Whereas one of the older investment possibilities is gold (or other investment grade metals). The reason for this is that historically it has appreciated in value in times of economic crises, opposed to other assets. In terms of taxation, it is also unique as based on Article 122 of the VAT Act, its supply, intra-community acquisition and import are in principle directly exempt from this tax. Furthermore, it is not subject to the so-called Belka’s tax, as it is not listed in the catalogue of income from monetary capital. It is only subject to PIT in case it is sold within six months of the end of the month in which it was acquired. Interestingly, in certain forms, it also has a collector’s value.

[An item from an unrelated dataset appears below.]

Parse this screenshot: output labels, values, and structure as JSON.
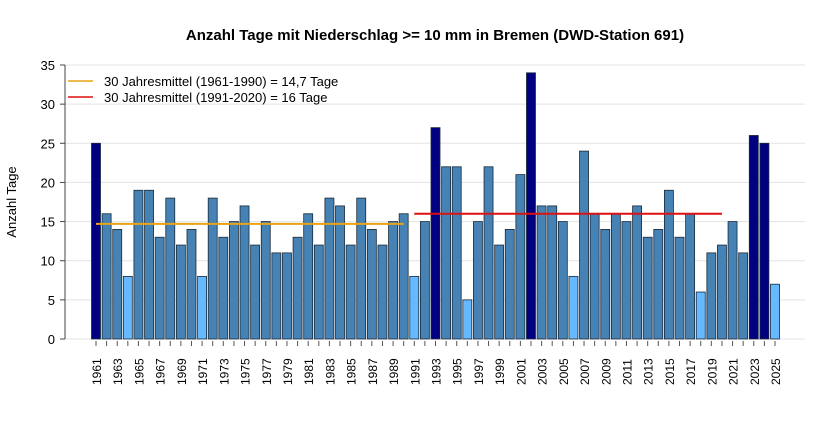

On the subject of investment taxation, one cannot overlook the substantial dynamics of amending tax laws occurring independently of any economic changes. Despite promises of simplification, tax law is one of the most frequently amended branches of law. Regardless of the judgement of the amendments, the pace at which they are made forces taxpayers to be vigilant. Conversely, in some areas, the awaited legislative changes are postponed. This is the case, for example, with the Belka’s tax, which was originally only intended as a temporary solution. However, it has been functioning continuously in the Polish tax system ever since 2002. There are some interesting proposals for changes in this respect. For the time being, it is not to be abolished, but its restriction through the introduction of a tax-free amount is being considered.
Investment items are diverse both in terms of their response to the economic events and characteristics, but also in terms of the methods of taxation. While the former tends to work in the investor’s favour, the diversity of tax treatment of individual assets might prove challenging. In other words, diversifying an investment portfolio on the one hand reduces exposure to investment risk, but at the same time increases exposure to differing tax regulations. This is because not only are the rates or methods of calculating taxes different, but also the settlement periods and deadlines for fulfilling tax obligations, as well as even the return forms in which specific income must be reported. It is therefore important to obtain expert support not only in the area of finance or individual investment markets, but even more so in the area of tax settlements. Comprehensive financial and tax advisory services can provide the opportunity to benefit from lower investment risks without incurring the risk of not keeping up with the varied and ever-changing tax rules that apply to each investment. This ensures that settlement errors do not cancel out the profits earned and that investment objectives are pursued in a secure manner.